J'avais pas envie d'aimer Forrest Gump.
Déjà, j'aime pas les films avec des simplets ou des malades mentaux comme personnages principaux: d'une part, c'est facile, d'autre part, pour avoir dans ma famille une personne qui est même incapable de parler, je n'aime pas que l'on se serve d'eux comme de choses, qu'on les tourne en ridicule ou qu'on les glorifie.
Pourtant, je me suis laissé faire, lentement mais sûrement.
Reprenons depuis le début. Forrest Gump est un simple d'esprit. Il a une amie qu'il aime beaucoup et ils vivent chacun leur vie de leur côté.
Euh, c'est tout?
Si on veut. À travers la vie de Forrest, c'est la moitié du XXème siècle des États-Unis qui est traversée. Il serre la pince de la moitié des présidents qui se sont succédés durant ce laps de temps, vit l'arrivée des Noirs dans les universités, fait le Viêtnam, côtoie des hippies et d'autres groupes moins sympathiques, démonte la Chine au ping-pong, survit à un ouragan, devient PDG de Macintosh, traverse le pays de part en part à pied, se fait des amis, les perd, se marie, a un gosse.

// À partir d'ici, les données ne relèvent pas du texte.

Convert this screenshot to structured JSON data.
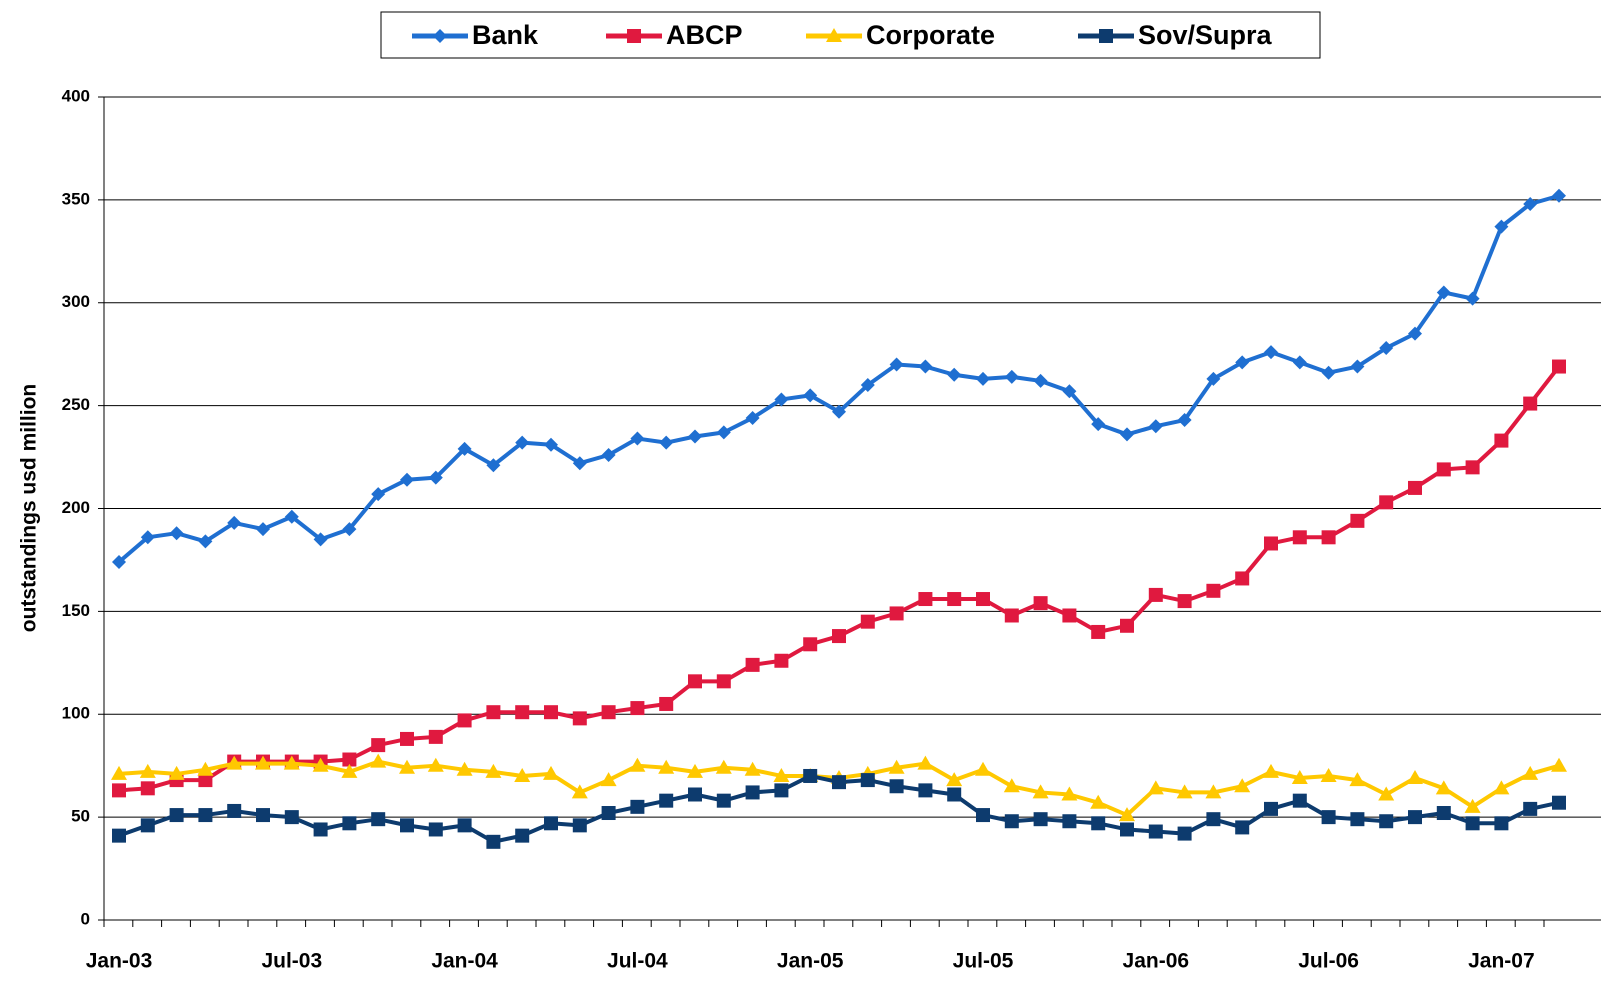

Autre point fascinant, Forrest Gump, comme La Ligne Verte ou 300, entre autres, fait partie de ces films qui sont affublés d'un tas d'interprétations plus ou moins contradictoires et pas toujours très suivies: ainsi certains y voient la glorification d'une morale conservatrice, d'autres y trouvent une critique de ladite morale, certains pensent que c'est une invitation à l'épicurisme, la résurgence du mythe du bon sauvage, j'en passe et des meilleures.
La vérité est toute simple: certains ont aimé, d'autres pas. Fin de l'histoire. Une oeuvre n'appartient pas à son auteur, mais à chacun de ceux qui y trouvent quelque chose. Et chacun y trouve ce qu'il veut, et c'est tout.
C'est bien ça qui prouve que le film est réussi. Un film qui ne suscite aucune émotion n'est tout simplement pas intéressant. L'émotion est déclenchée très certainement par la conjonction de plusieurs éléments: si le scénario n'est pas très inspiré et un brin casse-gueule, il est soutenu par des jeux d'acteurs de haute volée, de très belles images et une bande-son de très bon goût. Presque tout tourne rond dans ce film, et on passe un très bon moment.
Peut-être manque-t-il de folie, malgré tout. Et puis, cet espèce d'optimisme à l'égard des simples d'esprit m'énerve: c'est pas parce qu'on est simple qu'on est nécessairement gentil ou qu'on ne fait pas parfois de grosses bêtises, et c'est tout le contraire de ce qu'on voit dans le film: le pire qu'il fait, c'est cogner des mecs qui ont cogné sa copine, sauver son unité et encastrer son bateau dans un quai. On a presque l'impression que la bêtise, finalement c'est pas bien grave, on peut très bien marier un débile mental et tout ira bien, le gosse, la baraque, le boulot... Pas comme ça, pas aussi facilement.
Et je maintiens que l'idée de base relève de la basse démagogie... mais ce qui compte, c'est le résultat.
Et le résultat, c'est que je me suis pas ennuyé pendant 2h.